Is there any difference? As a non-native speaker, I sometimes have difficulty understanding the tenses. It seems to me that both are right.
Probably both are possible.
The sentences are indirect quotations, which are easiest to understand if you relate them to what was originally spoken. If what he said was "I see the accident" (he sees it as it is happening), the indirect quote corresponding is "He insisted he saw the accident", where the change from "see" to "saw", called time-shifting, is to make the verb agree in tense with the tense of "insisted".
If what he said was "I saw the accident", then there is some choice about the report of this in indirect speech. In a relatively conservative dialect like mine, the report would be "He insisted he had seen the accident", where the perfect "have" of "had seen" corresponds to the past tense of "saw" in his earlier speech, and the past tense of the "had" corresponds to the past tense of "insisted". This is sometimes called a past within a past, since the past time at which he did the seeing was previous to the past time at which the insisting took place.

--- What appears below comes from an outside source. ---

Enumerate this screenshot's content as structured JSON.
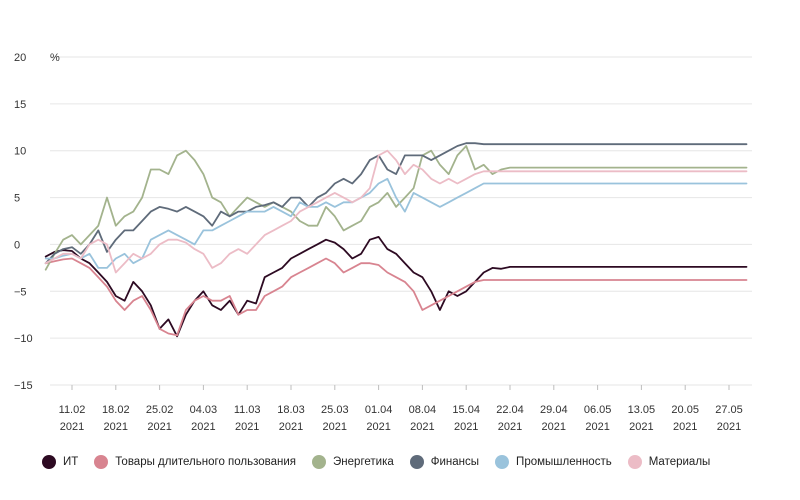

In a less conservative dialect, or less formally, you get a simple past tense in the indirect quotation.
There are other cases where a logical past tense is realized as perfect "have" when the past is in a grammatical position that does not permit an ordinary morphological past tense. For instance, "He may have left" means that it is possible he left. But you can't say *"He may left" with a simple past tense, because that is not allowed after a modal auxiliary, like "may".

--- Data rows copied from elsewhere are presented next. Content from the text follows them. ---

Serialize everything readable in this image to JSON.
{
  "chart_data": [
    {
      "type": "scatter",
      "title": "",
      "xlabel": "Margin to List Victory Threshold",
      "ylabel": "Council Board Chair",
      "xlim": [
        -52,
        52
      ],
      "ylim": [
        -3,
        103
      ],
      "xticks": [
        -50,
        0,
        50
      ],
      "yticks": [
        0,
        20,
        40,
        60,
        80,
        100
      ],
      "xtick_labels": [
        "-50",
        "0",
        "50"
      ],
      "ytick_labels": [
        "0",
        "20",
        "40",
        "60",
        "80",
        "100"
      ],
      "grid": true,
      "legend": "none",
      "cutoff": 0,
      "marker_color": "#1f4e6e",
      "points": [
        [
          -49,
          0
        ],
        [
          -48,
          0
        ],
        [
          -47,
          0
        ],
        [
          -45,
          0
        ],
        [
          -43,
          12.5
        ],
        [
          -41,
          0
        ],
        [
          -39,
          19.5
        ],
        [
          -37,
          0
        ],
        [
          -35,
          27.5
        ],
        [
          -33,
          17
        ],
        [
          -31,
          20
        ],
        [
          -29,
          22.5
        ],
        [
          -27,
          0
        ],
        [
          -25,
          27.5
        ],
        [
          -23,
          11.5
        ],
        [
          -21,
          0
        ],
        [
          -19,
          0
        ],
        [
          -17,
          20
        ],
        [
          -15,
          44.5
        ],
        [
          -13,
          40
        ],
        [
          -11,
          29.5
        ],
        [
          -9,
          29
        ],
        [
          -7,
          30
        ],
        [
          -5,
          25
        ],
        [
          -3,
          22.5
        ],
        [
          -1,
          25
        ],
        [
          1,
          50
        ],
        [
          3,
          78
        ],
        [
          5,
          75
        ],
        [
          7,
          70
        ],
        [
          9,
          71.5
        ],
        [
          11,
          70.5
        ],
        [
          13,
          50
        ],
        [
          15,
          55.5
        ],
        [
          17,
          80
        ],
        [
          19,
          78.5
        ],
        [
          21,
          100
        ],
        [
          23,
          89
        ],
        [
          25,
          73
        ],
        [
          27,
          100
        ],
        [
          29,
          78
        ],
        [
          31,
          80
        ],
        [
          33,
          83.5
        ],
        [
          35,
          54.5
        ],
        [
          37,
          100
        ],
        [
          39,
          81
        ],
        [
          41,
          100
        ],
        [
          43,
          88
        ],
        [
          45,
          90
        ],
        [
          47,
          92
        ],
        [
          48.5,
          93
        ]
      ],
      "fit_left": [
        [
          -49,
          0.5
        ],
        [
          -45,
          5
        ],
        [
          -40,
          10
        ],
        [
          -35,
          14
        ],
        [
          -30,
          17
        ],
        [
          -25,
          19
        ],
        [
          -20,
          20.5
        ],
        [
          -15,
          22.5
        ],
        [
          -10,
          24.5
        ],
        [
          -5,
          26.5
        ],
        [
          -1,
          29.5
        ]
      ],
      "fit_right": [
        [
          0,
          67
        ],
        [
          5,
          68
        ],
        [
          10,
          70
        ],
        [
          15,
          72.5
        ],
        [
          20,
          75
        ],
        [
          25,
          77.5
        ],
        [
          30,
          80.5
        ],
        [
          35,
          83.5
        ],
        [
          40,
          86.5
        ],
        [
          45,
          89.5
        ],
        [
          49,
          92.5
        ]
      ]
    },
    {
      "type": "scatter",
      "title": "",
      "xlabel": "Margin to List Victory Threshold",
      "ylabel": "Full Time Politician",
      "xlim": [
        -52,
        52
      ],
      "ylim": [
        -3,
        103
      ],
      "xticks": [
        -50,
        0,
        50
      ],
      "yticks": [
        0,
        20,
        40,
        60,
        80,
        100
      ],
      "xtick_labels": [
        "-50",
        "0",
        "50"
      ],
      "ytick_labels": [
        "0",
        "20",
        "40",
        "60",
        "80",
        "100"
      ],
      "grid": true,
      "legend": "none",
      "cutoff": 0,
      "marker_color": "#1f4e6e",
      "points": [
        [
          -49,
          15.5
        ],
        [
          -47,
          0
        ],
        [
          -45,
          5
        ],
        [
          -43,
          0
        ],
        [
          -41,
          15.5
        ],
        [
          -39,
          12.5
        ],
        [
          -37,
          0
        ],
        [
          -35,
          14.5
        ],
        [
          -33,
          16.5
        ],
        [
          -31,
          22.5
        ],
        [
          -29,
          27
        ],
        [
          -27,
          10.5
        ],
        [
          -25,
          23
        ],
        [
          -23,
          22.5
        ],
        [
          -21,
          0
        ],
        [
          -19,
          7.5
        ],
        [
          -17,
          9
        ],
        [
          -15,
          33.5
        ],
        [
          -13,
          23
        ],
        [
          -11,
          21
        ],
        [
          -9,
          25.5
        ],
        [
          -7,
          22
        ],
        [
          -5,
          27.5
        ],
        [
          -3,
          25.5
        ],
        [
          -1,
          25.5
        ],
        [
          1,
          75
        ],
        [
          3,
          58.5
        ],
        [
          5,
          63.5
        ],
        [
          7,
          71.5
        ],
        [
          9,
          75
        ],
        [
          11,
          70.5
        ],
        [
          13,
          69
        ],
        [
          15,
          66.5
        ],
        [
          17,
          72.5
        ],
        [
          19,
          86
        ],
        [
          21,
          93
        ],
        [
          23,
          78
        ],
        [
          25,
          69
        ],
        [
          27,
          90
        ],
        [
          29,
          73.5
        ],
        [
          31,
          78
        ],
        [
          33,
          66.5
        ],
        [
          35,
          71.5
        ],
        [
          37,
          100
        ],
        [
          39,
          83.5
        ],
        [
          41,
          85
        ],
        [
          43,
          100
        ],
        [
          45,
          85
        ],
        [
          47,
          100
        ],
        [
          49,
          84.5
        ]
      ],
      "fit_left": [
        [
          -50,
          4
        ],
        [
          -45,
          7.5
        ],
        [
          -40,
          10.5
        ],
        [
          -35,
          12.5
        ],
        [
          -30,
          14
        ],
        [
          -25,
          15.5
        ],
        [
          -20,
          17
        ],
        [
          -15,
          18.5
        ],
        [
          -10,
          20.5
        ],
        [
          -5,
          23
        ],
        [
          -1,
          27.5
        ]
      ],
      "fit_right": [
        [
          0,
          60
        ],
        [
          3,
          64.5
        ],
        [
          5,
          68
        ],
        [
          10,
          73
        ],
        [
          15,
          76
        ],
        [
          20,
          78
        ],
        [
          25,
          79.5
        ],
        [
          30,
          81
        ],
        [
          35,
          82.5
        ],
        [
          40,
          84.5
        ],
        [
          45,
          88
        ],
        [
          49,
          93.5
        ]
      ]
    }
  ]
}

Both of these sentences are made up of two clauses. Formally there should be a "that" separating the clauses, although it is sometimes left out when people speak. Thus, they should look like this:
He insisted that he saw the accident.
He insisted that he had seen the accident.

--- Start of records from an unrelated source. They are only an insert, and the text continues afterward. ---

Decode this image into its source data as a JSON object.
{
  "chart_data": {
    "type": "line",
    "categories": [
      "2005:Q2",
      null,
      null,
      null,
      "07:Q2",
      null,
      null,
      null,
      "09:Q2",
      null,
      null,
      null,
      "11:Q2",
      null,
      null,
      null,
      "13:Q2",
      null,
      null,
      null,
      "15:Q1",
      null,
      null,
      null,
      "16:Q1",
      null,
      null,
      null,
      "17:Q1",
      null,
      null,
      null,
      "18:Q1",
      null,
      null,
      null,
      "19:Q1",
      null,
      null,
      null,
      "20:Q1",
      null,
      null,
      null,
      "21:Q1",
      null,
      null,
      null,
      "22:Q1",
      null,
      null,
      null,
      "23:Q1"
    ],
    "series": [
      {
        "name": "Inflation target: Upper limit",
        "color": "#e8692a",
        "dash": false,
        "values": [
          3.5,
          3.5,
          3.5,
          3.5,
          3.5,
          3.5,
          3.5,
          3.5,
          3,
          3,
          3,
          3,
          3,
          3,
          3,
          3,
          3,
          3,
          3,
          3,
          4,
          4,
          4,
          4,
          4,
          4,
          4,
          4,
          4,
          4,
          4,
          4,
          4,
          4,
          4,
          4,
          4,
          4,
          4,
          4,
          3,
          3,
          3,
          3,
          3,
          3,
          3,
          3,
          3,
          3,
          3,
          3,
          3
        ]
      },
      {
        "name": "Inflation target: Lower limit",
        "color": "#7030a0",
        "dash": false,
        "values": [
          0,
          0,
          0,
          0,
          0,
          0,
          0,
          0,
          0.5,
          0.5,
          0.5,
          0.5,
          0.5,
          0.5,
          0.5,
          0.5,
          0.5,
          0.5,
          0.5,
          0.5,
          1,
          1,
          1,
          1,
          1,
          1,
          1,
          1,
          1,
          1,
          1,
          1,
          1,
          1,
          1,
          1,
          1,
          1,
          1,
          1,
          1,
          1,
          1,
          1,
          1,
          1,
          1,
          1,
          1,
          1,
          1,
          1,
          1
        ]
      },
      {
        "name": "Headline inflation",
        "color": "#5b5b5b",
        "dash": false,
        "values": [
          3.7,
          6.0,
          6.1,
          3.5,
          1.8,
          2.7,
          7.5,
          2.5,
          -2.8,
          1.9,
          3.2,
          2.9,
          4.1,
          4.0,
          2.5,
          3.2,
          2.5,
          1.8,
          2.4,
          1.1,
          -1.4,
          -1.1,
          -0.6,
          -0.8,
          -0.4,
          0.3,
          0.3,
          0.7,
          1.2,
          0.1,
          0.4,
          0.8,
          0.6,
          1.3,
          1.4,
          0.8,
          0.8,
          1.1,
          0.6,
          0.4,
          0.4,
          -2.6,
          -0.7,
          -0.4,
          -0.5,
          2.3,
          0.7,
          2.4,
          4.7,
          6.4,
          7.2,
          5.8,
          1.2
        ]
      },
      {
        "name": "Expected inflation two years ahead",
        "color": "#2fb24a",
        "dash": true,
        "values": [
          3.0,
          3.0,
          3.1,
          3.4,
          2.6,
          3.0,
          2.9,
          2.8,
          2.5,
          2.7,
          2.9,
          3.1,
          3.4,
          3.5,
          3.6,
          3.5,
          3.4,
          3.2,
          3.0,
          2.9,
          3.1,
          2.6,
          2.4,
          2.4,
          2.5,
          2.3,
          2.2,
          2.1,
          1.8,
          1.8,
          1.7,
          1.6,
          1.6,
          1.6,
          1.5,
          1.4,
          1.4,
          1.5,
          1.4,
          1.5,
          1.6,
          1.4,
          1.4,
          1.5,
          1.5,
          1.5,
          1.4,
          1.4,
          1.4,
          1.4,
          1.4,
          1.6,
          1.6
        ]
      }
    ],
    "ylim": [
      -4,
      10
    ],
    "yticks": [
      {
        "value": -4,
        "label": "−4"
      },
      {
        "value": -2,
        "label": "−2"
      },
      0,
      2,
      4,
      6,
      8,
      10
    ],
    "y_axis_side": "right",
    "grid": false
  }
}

It depends what 'he' said in the first place.
If he said "Hey! I see the accident! I really do!" this would be reported as "He insisted that he saw the accident" on the principle of back-shifting the tense.
If he said "Really...I saw the accident yesterday" this would be reported as "He insisted he had seen the accident".
Back-shifting the tenses, in very simple terms, means that a present simple statement is reported in past simple (because the original statement is now in the past), and a past simple statement, and pretty much everything else, gets reported in past perfect because that is basically 'the past of the past'.